Skip to first unread message

Joshua Chia

unread,

Oct 9, 2013, 5:09:58 PM10/9/13

to redi...@googlegroups.com

I have a distributed system where worker processes use Redis to keep track of the work they have to do and the current state of their work. As each worker completes some work, it needs to update some Redis keys to reflect the current state of the work.

To detect and deal with worker failure, I'm thinking of using a special worker-specific key for heartbeat. Periodically, the worker will have to renew the TTL of that key to stay alive. If that key expires, the worker is deemed to be dead.

When that heartbeat key expires and thus disappears, the worker is deemed to be dead and a 'reaper' will salvage the state of that worker so that the work doesn't get lost. Additionally, the worker should not make further changes to its work state in the Redis in order to avoid race conditions between the officially-dead worker and the reaper. In other words, a worker with an expired heartbeat key should know that it's dead and not make further changes in the Redis DB.

Unfortunately, the following attempt to detect key expiration doesn't work. I would like key expiration to cause the transaction to fail, but in an experiment, I see that it doesn't work that way:

SET heartbeat 0

EXPIRE heartbeat 10

WATCH heartbeat

SET work 'something'

(wait for 10 seconds)

EXEC

Although the heartbeat key has expired by the time EXEC is issued, the work key still gets set.

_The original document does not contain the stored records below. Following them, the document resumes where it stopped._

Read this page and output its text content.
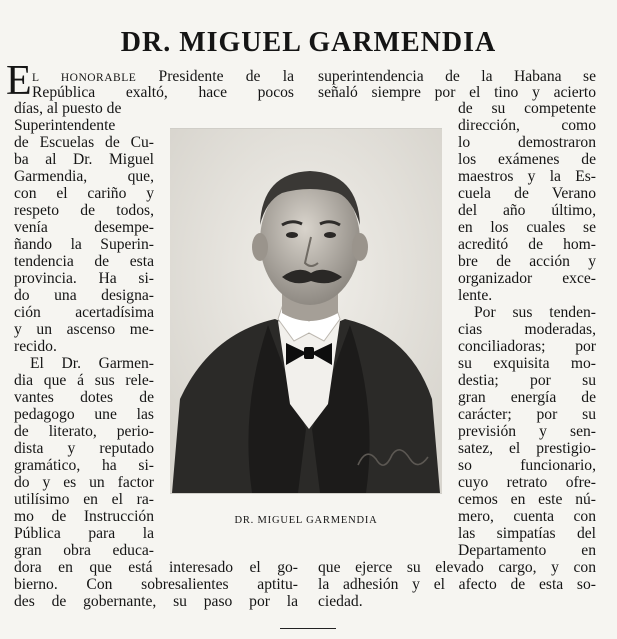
DR. MIGUEL GARMENDIA
E L HONORABLE Presidente de la
República exaltó, hace pocos
días, al puesto de
Superintendente
de Escuelas de Cu-
ba al Dr. Miguel
Garmendia, que,
con el cariño y
respeto de todos,
venía desempe-
ñando la Superin-
tendencia de esta
provincia. Ha si-
do una designa-
ción acertadísima
y un ascenso me-
recido.
El Dr. Garmen-
dia que á sus rele-
vantes dotes de
pedagogo une las
de literato, perio-
dista y reputado
gramático, ha si-
do y es un factor
utilísimo en el ra-
mo de Instrucción
Pública para la
gran obra educa-
dora en que está interesado el go-
bierno. Con sobresalientes aptitu-
des de gobernante, su paso por la
superintendencia de la Habana se
señaló siempre por el tino y acierto
de su competente
dirección, como
lo demostraron
los exámenes de
maestros y la Es-
cuela de Verano
del año último,
en los cuales se
acreditó de hom-
bre de acción y
organizador exce-
lente.
Por sus tenden-
cias moderadas,
conciliadoras; por
su exquisita mo-
destia; por su
gran energía de
carácter; por su
previsión y sen-
satez, el prestigio-
so funcionario,
cuyo retrato ofre-
cemos en este nú-
mero, cuenta con
las simpatías del
Departamento en
que ejerce su elevado cargo, y con
la adhesión y el afecto de esta so-
ciedad.
DR. MIGUEL GARMENDIA
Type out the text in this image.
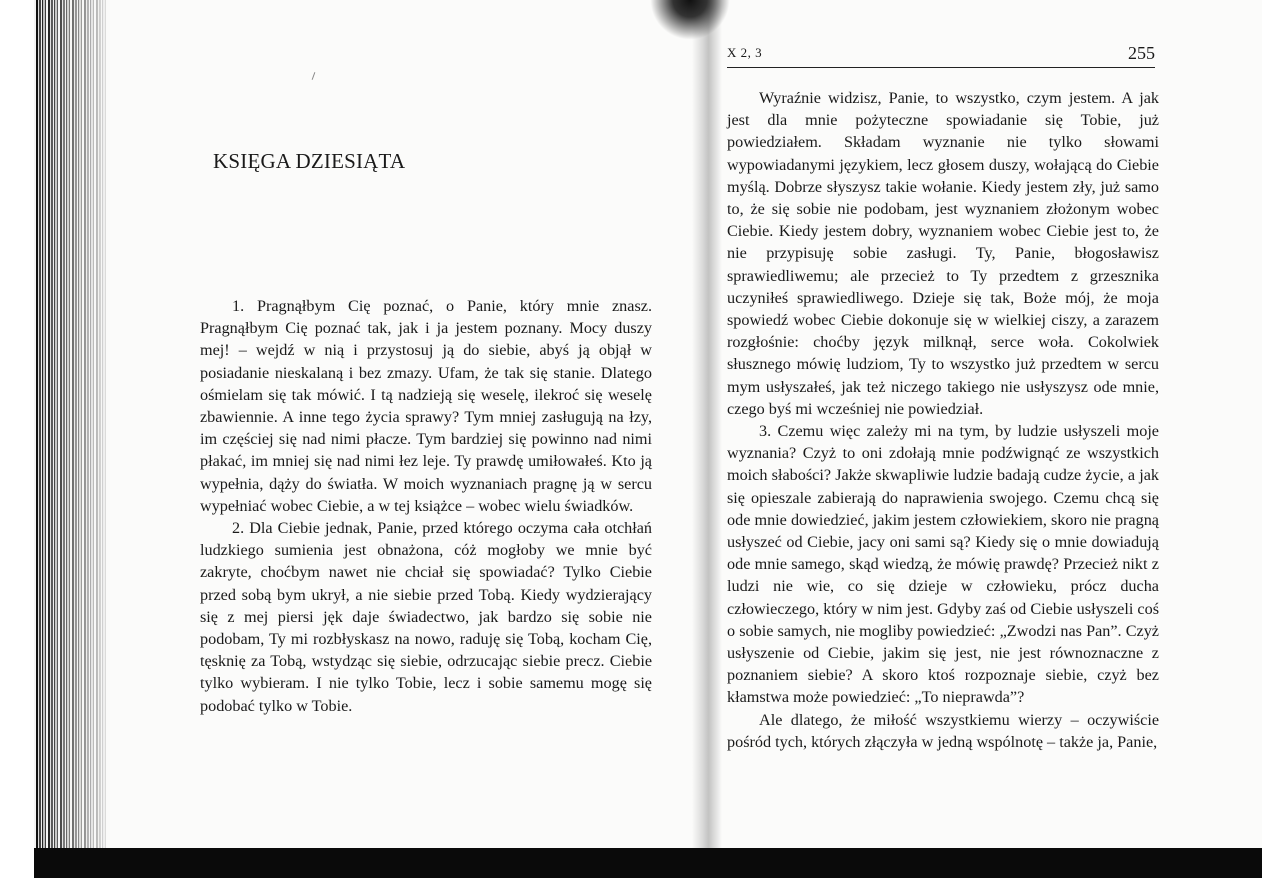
KSIĘGA DZIESIĄTA

1. Pragnąłbym Cię poznać, o Panie, który mnie znasz. Pragnąłbym Cię poznać tak, jak i ja jestem poznany. Mocy duszy mej! – wejdź w nią i przystosuj ją do siebie, abyś ją objął w posiadanie nieskalaną i bez zmazy. Ufam, że tak się stanie. Dlatego ośmielam się tak mówić. I tą nadzieją się weselę, ilekroć się weselę zbawiennie. A inne tego życia sprawy? Tym mniej zasługują na łzy, im częściej się nad nimi płacze. Tym bardziej się powinno nad nimi płakać, im mniej się nad nimi łez leje. Ty prawdę umiłowałeś. Kto ją wypełnia, dąży do światła. W moich wyznaniach pragnę ją w sercu wypełniać wobec Ciebie, a w tej książce – wobec wielu świadków.

2. Dla Ciebie jednak, Panie, przed którego oczyma cała otchłań ludzkiego sumienia jest obnażona, cóż mogłoby we mnie być zakryte, choćbym nawet nie chciał się spowiadać? Tylko Ciebie przed sobą bym ukrył, a nie siebie przed Tobą. Kiedy wydzierający się z mej piersi jęk daje świadectwo, jak bardzo się sobie nie podobam, Ty mi rozbłyskasz na nowo, raduję się Tobą, kocham Cię, tęsknię za Tobą, wstydząc się siebie, odrzucając siebie precz. Ciebie tylko wybieram. I nie tylko Tobie, lecz i sobie samemu mogę się podobać tylko w Tobie.

X 2, 3	255

Wyraźnie widzisz, Panie, to wszystko, czym jestem. A jak jest dla mnie pożyteczne spowiadanie się Tobie, już powiedziałem. Składam wyznanie nie tylko słowami wypowiadanymi językiem, lecz głosem duszy, wołającą do Ciebie myślą. Dobrze słyszysz takie wołanie. Kiedy jestem zły, już samo to, że się sobie nie podobam, jest wyznaniem złożonym wobec Ciebie. Kiedy jestem dobry, wyznaniem wobec Ciebie jest to, że nie przypisuję sobie zasługi. Ty, Panie, błogosławisz sprawiedliwemu; ale przecież to Ty przedtem z grzesznika uczyniłeś sprawiedliwego. Dzieje się tak, Boże mój, że moja spowiedź wobec Ciebie dokonuje się w wielkiej ciszy, a zarazem rozgłośnie: choćby język milknął, serce woła. Cokolwiek słusznego mówię ludziom, Ty to wszystko już przedtem w sercu mym usłyszałeś, jak też niczego takiego nie usłyszysz ode mnie, czego byś mi wcześniej nie powiedział.

3. Czemu więc zależy mi na tym, by ludzie usłyszeli moje wyznania? Czyż to oni zdołają mnie podźwignąć ze wszystkich moich słabości? Jakże skwapliwie ludzie badają cudze życie, a jak się opieszale zabierają do naprawienia swojego. Czemu chcą się ode mnie dowiedzieć, jakim jestem człowiekiem, skoro nie pragną usłyszeć od Ciebie, jacy oni sami są? Kiedy się o mnie dowiadują ode mnie samego, skąd wiedzą, że mówię prawdę? Przecież nikt z ludzi nie wie, co się dzieje w człowieku, prócz ducha człowieczego, który w nim jest. Gdyby zaś od Ciebie usłyszeli coś o sobie samych, nie mogliby powiedzieć: „Zwodzi nas Pan”. Czyż usłyszenie od Ciebie, jakim się jest, nie jest równoznaczne z poznaniem siebie? A skoro ktoś rozpoznaje siebie, czyż bez kłamstwa może powiedzieć: „To nieprawda”?

Ale dlatego, że miłość wszystkiemu wierzy – oczywiście pośród tych, których złączyła w jedną wspólnotę – także ja, Panie,
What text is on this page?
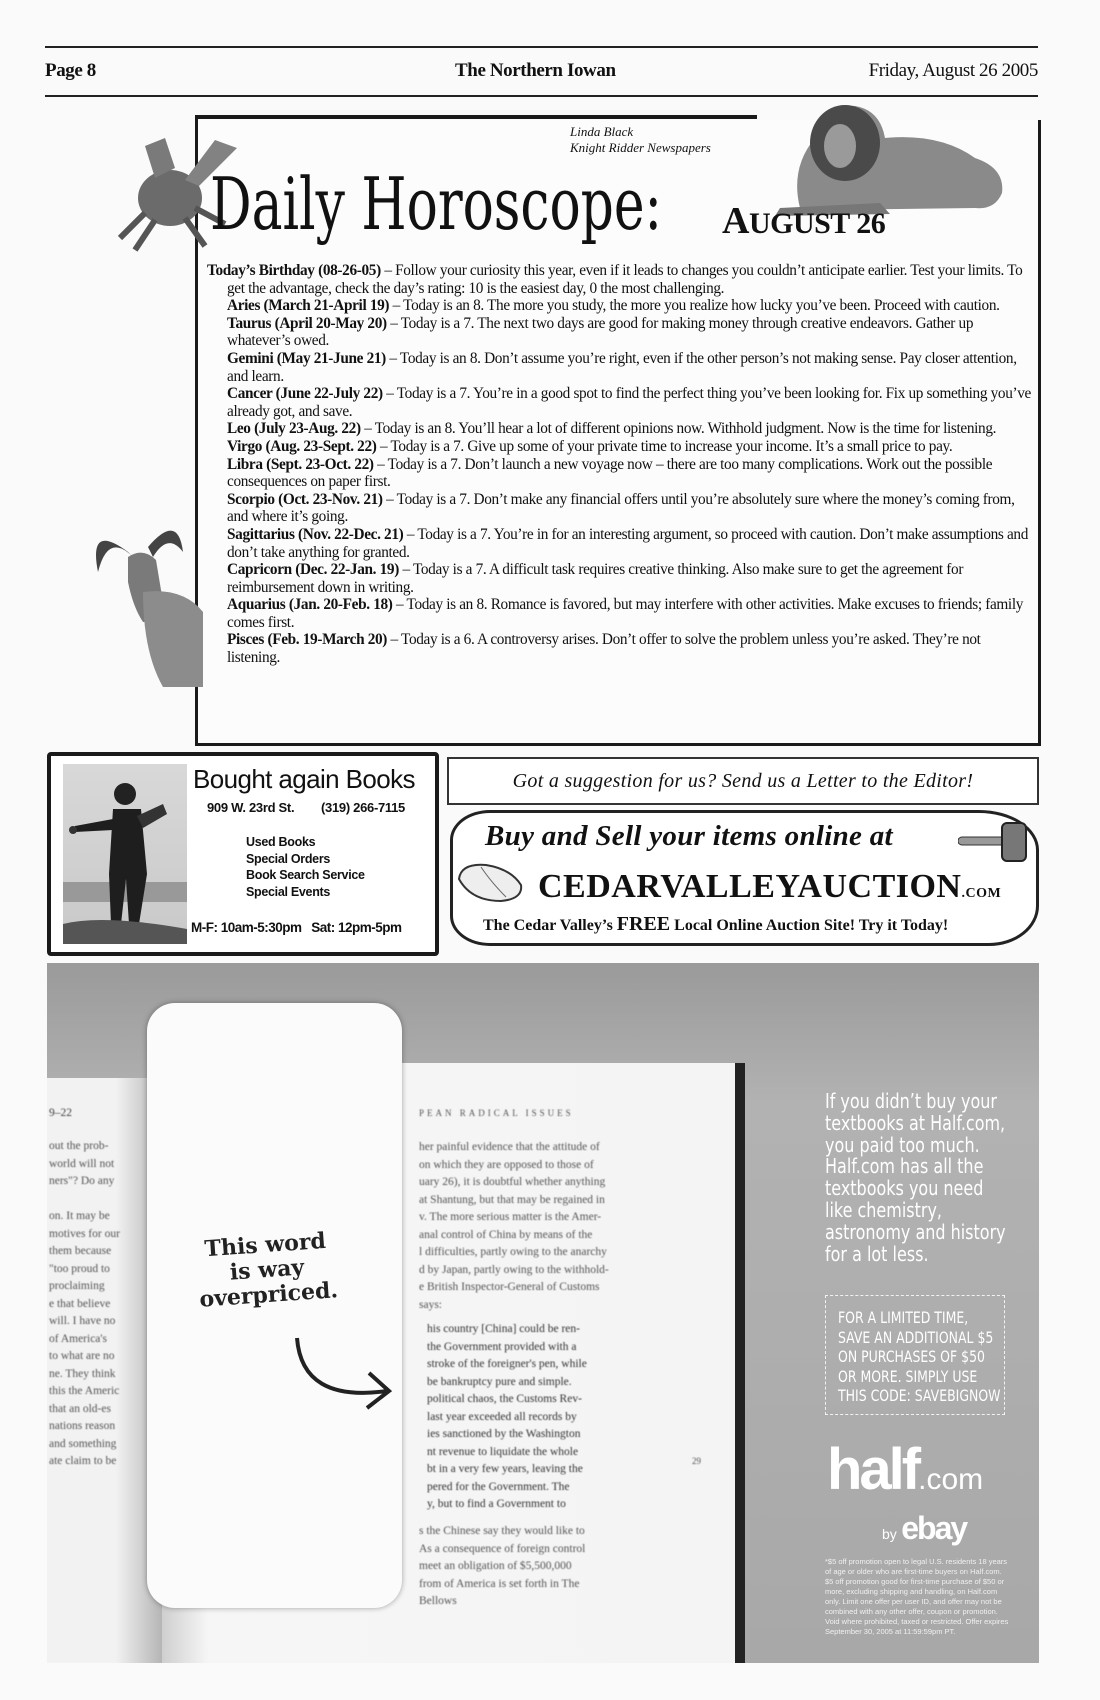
Page 8	The Northern Iowan	Friday, August 26 2005
Linda Black
Knight Ridder Newspapers
Daily Horoscope: AUGUST 26

Today’s Birthday (08-26-05) – Follow your curiosity this year, even if it leads to changes you couldn’t anticipate earlier. Test your limits. To get the advantage, check the day’s rating: 10 is the easiest day, 0 the most challenging.

Aries (March 21-April 19) – Today is an 8. The more you study, the more you realize how lucky you’ve been. Proceed with caution.

Taurus (April 20-May 20) – Today is a 7. The next two days are good for making money through creative endeavors. Gather up whatever’s owed.

Gemini (May 21-June 21) – Today is an 8. Don’t assume you’re right, even if the other person’s not making sense. Pay closer attention, and learn.

Cancer (June 22-July 22) – Today is a 7. You’re in a good spot to find the perfect thing you’ve been looking for. Fix up something you’ve already got, and save.

Leo (July 23-Aug. 22) – Today is an 8. You’ll hear a lot of different opinions now. Withhold judgment. Now is the time for listening.

Virgo (Aug. 23-Sept. 22) – Today is a 7. Give up some of your private time to increase your income. It’s a small price to pay.

Libra (Sept. 23-Oct. 22) – Today is a 7. Don’t launch a new voyage now – there are too many complications. Work out the possible consequences on paper first.

Scorpio (Oct. 23-Nov. 21) – Today is a 7. Don’t make any financial offers until you’re absolutely sure where the money’s coming from, and where it’s going.

Sagittarius (Nov. 22-Dec. 21) – Today is a 7. You’re in for an interesting argument, so proceed with caution. Don’t make assumptions and don’t take anything for granted.

Capricorn (Dec. 22-Jan. 19) – Today is a 7. A difficult task requires creative thinking. Also make sure to get the agreement for reimbursement down in writing.

Aquarius (Jan. 20-Feb. 18) – Today is an 8. Romance is favored, but may interfere with other activities. Make excuses to friends; family comes first.

Pisces (Feb. 19-March 20) – Today is a 6. A controversy arises. Don’t offer to solve the problem unless you’re asked. They’re not listening.

Bought again Books
909 W. 23rd St. (319) 266-7115
Used Books
Special Orders
Book Search Service
Special Events
M-F: 10am-5:30pm   Sat: 12pm-5pm
Got a suggestion for us? Send us a Letter to the Editor!
Buy and Sell your items online at
CEDARVALLEYAUCTION.COM
The Cedar Valley’s FREE Local Online Auction Site! Try it Today!
This word
is way
overpriced.
9–22
out the prob-
world will not
ners"? Do any
on. It may be
motives for our
them because
"too proud to
proclaiming
e that believe
will. I have no
of America's
to what are no
ne. They think
this the Americ
that an old-es
nations reason
and something
ate claim to be
PEAN RADICAL ISSUES
her painful evidence that the attitude of
on which they are opposed to those of
uary 26), it is doubtful whether anything
at Shantung, but that may be regained in
v. The more serious matter is the Amer-
anal control of China by means of the
l difficulties, partly owing to the anarchy
d by Japan, partly owing to the withhold-
e British Inspector-General of Customs
says:
his country [China] could be ren-
the Government provided with a
stroke of the foreigner's pen, while
be bankruptcy pure and simple.
political chaos, the Customs Rev-
last year exceeded all records by
ies sanctioned by the Washington
nt revenue to liquidate the whole
bt in a very few years, leaving the
pered for the Government. The
y, but to find a Government to
29
s the Chinese say they would like to
As a consequence of foreign control
meet an obligation of $5,500,000
from of America is set forth in The
Bellows
If you didn’t buy your
textbooks at Half.com,
you paid too much.
Half.com has all the
textbooks you need
like chemistry,
astronomy and history
for a lot less.
FOR A LIMITED TIME,
SAVE AN ADDITIONAL $5
ON PURCHASES OF $50
OR MORE. SIMPLY USE
THIS CODE: SAVEBIGNOW
half.com
by ebay
*$5 off promotion open to legal U.S. residents 18 years of age or older who are first-time buyers on Half.com. $5 off promotion good for first-time purchase of $50 or more, excluding shipping and handling, on Half.com only. Limit one offer per user ID, and offer may not be combined with any other offer, coupon or promotion. Void where prohibited, taxed or restricted. Offer expires September 30, 2005 at 11:59:59pm PT.
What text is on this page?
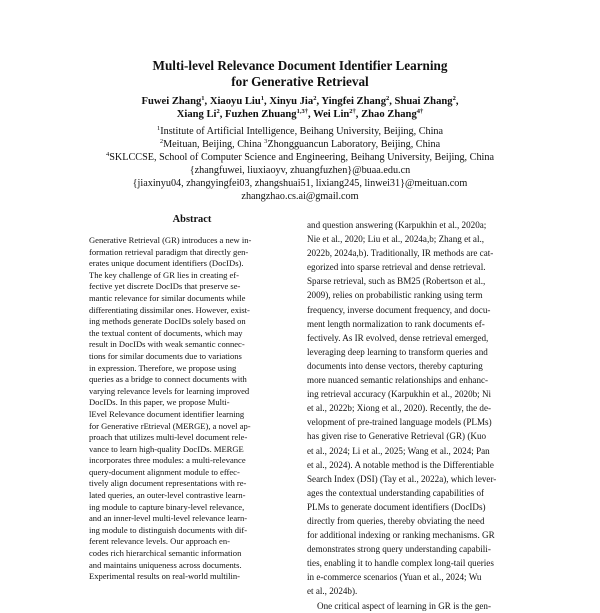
Multi-level Relevance Document Identifier Learning
for Generative Retrieval
Fuwei Zhang$^1$, Xiaoyu Liu$^1$, Xinyu Jia$^2$, Yingfei Zhang$^2$, Shuai Zhang$^2$,
Xiang Li$^2$, Fuzhen Zhuang$^{1,3\dagger}$, Wei Lin$^{2\dagger}$, Zhao Zhang$^{4\dagger}$
$^1$Institute of Artificial Intelligence, Beihang University, Beijing, China
$^2$Meituan, Beijing, China $^3$Zhongguancun Laboratory, Beijing, China
$^4$SKLCCSE, School of Computer Science and Engineering, Beihang University, Beijing, China
{zhangfuwei, liuxiaoyv, zhuangfuzhen}@buaa.edu.cn
{jiaxinyu04, zhangyingfei03, zhangshuai51, lixiang245, linwei31}@meituan.com
zhangzhao.cs.ai@gmail.com
Abstract
Generative Retrieval (GR) introduces a new in-
formation retrieval paradigm that directly gen-
erates unique document identifiers (DocIDs).
The key challenge of GR lies in creating ef-
fective yet discrete DocIDs that preserve se-
mantic relevance for similar documents while
differentiating dissimilar ones. However, exist-
ing methods generate DocIDs solely based on
the textual content of documents, which may
result in DocIDs with weak semantic connec-
tions for similar documents due to variations
in expression. Therefore, we propose using
queries as a bridge to connect documents with
varying relevance levels for learning improved
DocIDs. In this paper, we propose Multi-
lEvel Relevance document identifier learning
for Generative rEtrieval (MERGE), a novel ap-
proach that utilizes multi-level document rele-
vance to learn high-quality DocIDs. MERGE
incorporates three modules: a multi-relevance
query-document alignment module to effec-
tively align document representations with re-
lated queries, an outer-level contrastive learn-
ing module to capture binary-level relevance,
and an inner-level multi-level relevance learn-
ing module to distinguish documents with dif-
ferent relevance levels. Our approach en-
codes rich hierarchical semantic information
and maintains uniqueness across documents.
Experimental results on real-world multilin-
and question answering (Karpukhin et al., 2020a;
Nie et al., 2020; Liu et al., 2024a,b; Zhang et al.,
2022b, 2024a,b). Traditionally, IR methods are cat-
egorized into sparse retrieval and dense retrieval.
Sparse retrieval, such as BM25 (Robertson et al.,
2009), relies on probabilistic ranking using term
frequency, inverse document frequency, and docu-
ment length normalization to rank documents ef-
fectively. As IR evolved, dense retrieval emerged,
leveraging deep learning to transform queries and
documents into dense vectors, thereby capturing
more nuanced semantic relationships and enhanc-
ing retrieval accuracy (Karpukhin et al., 2020b; Ni
et al., 2022b; Xiong et al., 2020). Recently, the de-
velopment of pre-trained language models (PLMs)
has given rise to Generative Retrieval (GR) (Kuo
et al., 2024; Li et al., 2025; Wang et al., 2024; Pan
et al., 2024). A notable method is the Differentiable
Search Index (DSI) (Tay et al., 2022a), which lever-
ages the contextual understanding capabilities of
PLMs to generate document identifiers (DocIDs)
directly from queries, thereby obviating the need
for additional indexing or ranking mechanisms. GR
demonstrates strong query understanding capabili-
ties, enabling it to handle complex long-tail queries
in e-commerce scenarios (Yuan et al., 2024; Wu
et al., 2024b).
One critical aspect of learning in GR is the gen-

I know of a more complicated way which is to use a zset and do expiration manually with the reaper, with score being the expiration time and value being the worker ID, but it has drawbacks:

1. If there are many workers, a worker watching the zset key to make sure it doesn't expire while it's updating its work will get spurious failures from the expiration of other workers being updated.

2. More complicated than the native expiration solution (if it worked as I hoped)

Is there a simpler way?

Josh

Emil Vikström

unread,

Oct 12, 2013, 3:49:03 AM10/12/13

to redi...@googlegroups.com

The transactions manual do state that "Note that if you WATCH a volatile key and Redis expires the key after you WATCHed it, EXEC will still work", so what you see is expected behavior. In fact, I am not sure why you would want to use a transaction at all here because the commands in a transaction are only sent at the EXEC call at the end.

What you can do is that you check the state of the heartbeat every time you update the ttl of the key. EXPIRE will return 0 if the key did not exist, so then you know that the key expired. If you do this before every (write) command you can abort before sending the write.

I now this is an unsatisfactory solution in a pipeline of commands, though, because it inflicts a pause for a round-trip-time to Redis each time you need to check the heartbeat state. Perhaps you can gain something by keeping a client-side clock in your code as well?